Now we can use it in our http.ListenAndServeTLS

func main() {
	mux := http.NewServeMux()
	mux.HandleFunc("/", func(w http.ResponseWriter, req *http.Request) {
		_, err := io.WriteString(w, "Hello World, TLS!\n")
		if err != nil {
			log.Fatal(err)
		}
	})
	log.Println("Starting listening on port 8443, open https://127.0.0.1:8443")
	log.Fatal(http.ListenAndServeTLS(":8443", "example.com+5.pem", "example.com+5-key.pem", mux))
}

Testing

First let’s start Go server.

❯ go run main.go
2024/04/05 23:49:04 Starting listening on port 8443, open https://127.0.0.1:8443

When we curl, we can see that the cert is accepted.

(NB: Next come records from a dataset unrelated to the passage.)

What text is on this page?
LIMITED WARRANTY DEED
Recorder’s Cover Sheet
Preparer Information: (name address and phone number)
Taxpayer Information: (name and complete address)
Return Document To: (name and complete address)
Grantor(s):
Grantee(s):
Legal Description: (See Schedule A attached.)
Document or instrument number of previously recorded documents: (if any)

 ❯ curl -v https://127.0.0.1:8443
...
* Server certificate:
*  subject: O=mkcert development certificate; OU=XXX
*  start date: Apr  5 21:24:54 2024 GMT
*  expire date: Jul  5 21:24:54 2026 GMT
*  subjectAltName: host "127.0.0.1" matched cert's IP address!
*  issuer: O=mkcert development CA; OU=XXX; CN=mkcert XXX
*  SSL certificate verify ok.
...
> GET / HTTP/2
> Host: 127.0.0.1:8443
> User-Agent: curl/8.4.0
> Accept: */*
>
< HTTP/2 200
< content-type: text/plain; charset=utf-8
< content-length: 18
< date: Fri, 05 Apr 2024 21:33:39 GMT
<
Hello World, TLS!

The same works in the browser. We don’t need to accept an untrusted cert.